Starring: Ben Kingsley, Tea Leoni, Luke Wilson, Dennis Farina, Philip Baker Hall

Directed by: John Dahl

Produced by: Al Corley, Bart Rosenblatt, Eugene Musso, Carol Baum, Mike Marcus, et. al

Written by: Christopher Markus, Stephen McFeely

Distributor: IFC Films


     In a strange way, John Dahl’s You Kill Me resembles what a painstakingly extended version of one of the short-films in Jim Jarmusch’s 2003 effort, Coffee and Cigarettes, might’ve turned out like. Similarities between the two pictures are eerily numerous: they’re both about clever people dealing with substance-addiction as they meanwhile spout out acerbically constructed dialogue pertaining to their quirky lives. But whereas no one segment of Coffee and Cigarettes lasted more than ten minutes—and this length was pushing it several instances—You Kill Me drones on for nearly ninety minutes.

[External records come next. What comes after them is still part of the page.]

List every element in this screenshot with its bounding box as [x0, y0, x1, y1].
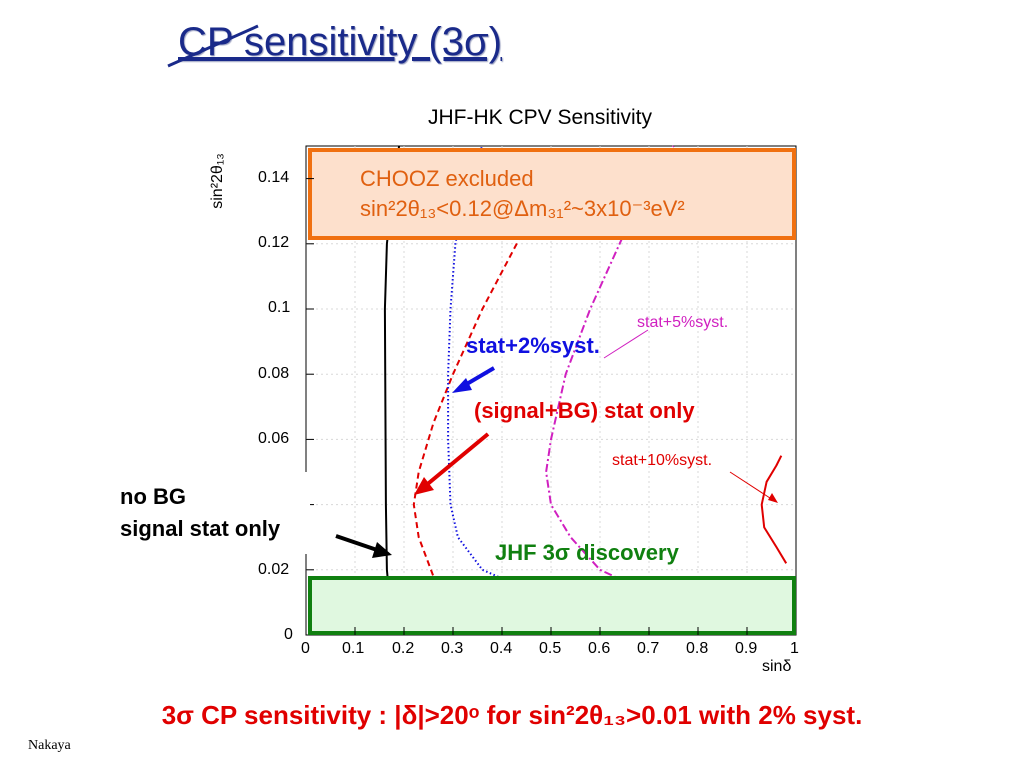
x-tick-label: 0.4 — [490, 640, 513, 657]
series-line — [760, 455, 788, 564]
chooz-box — [308, 148, 796, 240]
signal-bg-label: (signal+BG) stat only — [474, 398, 695, 423]
x-tick-label: 0.5 — [539, 640, 562, 657]
x-tick-label: 0.3 — [441, 640, 464, 657]
label-mask — [250, 472, 310, 554]
x-tick-label: 0.9 — [735, 640, 758, 657]
pointer-syst5 — [603, 329, 649, 359]
slide-title: CP sensitivity (3σ) — [178, 20, 503, 64]
discovery-box — [308, 576, 796, 635]
pointer-syst10 — [729, 471, 774, 501]
syst5-label: stat+5%syst. — [637, 314, 729, 331]
no-bg-label: no BG — [120, 484, 186, 509]
arrow-signal-bg — [422, 432, 490, 489]
plot-title: JHF-HK CPV Sensitivity — [427, 106, 653, 129]
y-tick-label: 0 — [284, 626, 293, 643]
x-tick-label: 0 — [301, 640, 310, 657]
x-tick-label: 0.6 — [588, 640, 611, 657]
syst2-label: stat+2%syst. — [466, 333, 600, 358]
chooz-label: CHOOZ excluded — [360, 166, 534, 191]
arrow-no-bg — [335, 534, 381, 553]
y-tick-label: 0.1 — [268, 299, 291, 316]
chooz-condition: sin²2θ₁₃<0.12@Δm₃₁²~3x10⁻³eV² — [360, 196, 685, 221]
x-tick-label: 0.2 — [392, 640, 415, 657]
y-axis-label: sin²2θ₁₃ — [208, 153, 226, 209]
annotation-arrows — [335, 329, 778, 558]
arrow-signal-bg-head — [414, 477, 434, 495]
y-tick-label: 0.08 — [258, 365, 290, 382]
title-strike-mark — [167, 24, 259, 68]
y-tick-label: 0.06 — [258, 430, 290, 447]
syst10-label: stat+10%syst. — [612, 452, 713, 469]
x-tick-label: 0.7 — [637, 640, 660, 657]
no-bg-sublabel: signal stat only — [120, 516, 281, 541]
x-tick-label: 1 — [790, 640, 799, 657]
x-tick-label: 0.1 — [342, 640, 365, 657]
y-tick-label: 0.02 — [258, 561, 290, 578]
arrow-no-bg-head — [372, 542, 392, 558]
summary-text: 3σ CP sensitivity : |δ|>20ᵒ for sin²2θ₁₃… — [161, 700, 863, 730]
y-tick-label: 0.14 — [258, 169, 290, 186]
discovery-label: JHF 3σ discovery — [495, 540, 679, 565]
author-name: Nakaya — [28, 738, 71, 753]
x-axis-label: sinδ — [762, 658, 792, 675]
pointer-syst10-head — [768, 493, 778, 503]
y-tick-label: 0.12 — [258, 234, 290, 251]
x-tick-label: 0.8 — [686, 640, 709, 657]
series-line — [447, 145, 782, 623]
arrow-syst2-head — [452, 378, 472, 393]
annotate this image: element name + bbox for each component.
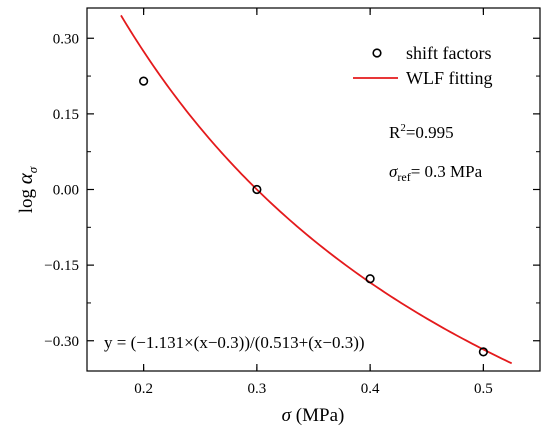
wlf-fitting-curve xyxy=(120,14,513,365)
shift-factor-point xyxy=(365,274,375,284)
x-tick-label: 0.2 xyxy=(134,381,153,397)
x-axis-label: σ (MPa) xyxy=(282,405,345,426)
y-tick-label: −0.15 xyxy=(44,258,79,274)
y-axis-label: log ασ xyxy=(13,166,40,213)
legend: shift factors WLF fitting xyxy=(353,43,493,88)
shift-factor-point xyxy=(478,347,488,357)
x-tick-label: 0.3 xyxy=(248,381,267,397)
y-tick-label: 0.00 xyxy=(53,183,79,199)
data-points-group xyxy=(139,76,488,357)
shift-factor-point xyxy=(139,76,149,86)
y-tick-label: 0.30 xyxy=(53,31,79,47)
y-axis-ticks: 0.30 0.15 0.00 −0.15 −0.30 xyxy=(44,31,540,350)
x-axis-ticks: 0.2 0.3 0.4 0.5 xyxy=(134,8,493,397)
r-squared-annotation: R2=0.995 xyxy=(389,122,454,142)
legend-label-wlf-fitting: WLF fitting xyxy=(406,68,493,88)
x-tick-label: 0.4 xyxy=(361,381,380,397)
y-tick-label: 0.15 xyxy=(53,107,79,123)
legend-marker-shift-factors xyxy=(372,48,382,58)
shift-factor-point xyxy=(252,184,262,195)
y-tick-label: −0.30 xyxy=(44,334,79,350)
equation-annotation: y = (−1.131×(x−0.3))/(0.513+(x−0.3)) xyxy=(104,333,365,352)
legend-label-shift-factors: shift factors xyxy=(406,43,491,63)
x-tick-label: 0.5 xyxy=(474,381,493,397)
fit-curve-group xyxy=(120,14,513,365)
sigma-ref-annotation: σref= 0.3 MPa xyxy=(389,162,483,184)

     The movie practically drowns in its own cleverness by the time it reaches its second act; what opens up as a gimmicky showcase for some fine acting quickly turns into a cloyingly annoying melodrama that the casual viewer will feel tempted to get up and scream “Enough already!” at as it occupies the screen. Ben Kingsley plays Frank, a Buffalo, New York-based hit-man who develops a chronic drinking problem that begins to interfere with his work. His boss sends him to San Francisco to clean up his act, where he meets trusted Alcoholics Anonymous-Member Tom (Luke Wilson) and Love Interest Laurel (Tea Leoni). The trio’s journeys seem pleasant enough on the surface, but once we realize that they aren’t headed anywhere and exist in a land of pure inconsequence, the “How clever are we!?” attitude of writers Christopher Markus and Stephen McFeely’s script becomes overbearing and drab.

     In the end, You Kill Me does have a bit to say about friendships and addictions, but this commentary gets lost in the shuffle of the picture’s grander narrative relentlessness. Frank is a quirky and pleasant character, but Markus and McFeely make the mistake of confusing these traits for ones that actually have the ability to interest and engage the audience. Had ‘ol Jim Jarmusch waited three years to release Coffee and Cigarettes, maybe he would have been able to team up with director Dahl and stick alcoholic Frank into that film instead of this one. As it stands, Jarmusch will just have to watch the character’s misadventures in You Kill Me alongside the rest of us casual moviegoers, rolling his eyes at the misconstrued self-importance of the material.

-Danny Baldwin, Bucket Reviews

Review Published on: 8.3.2007

Screened on: 8.1.2007 at the UltraStar Flower Hill 4 in Del Mar, CA.


You Kill Me is rated R and runs 92 minutes.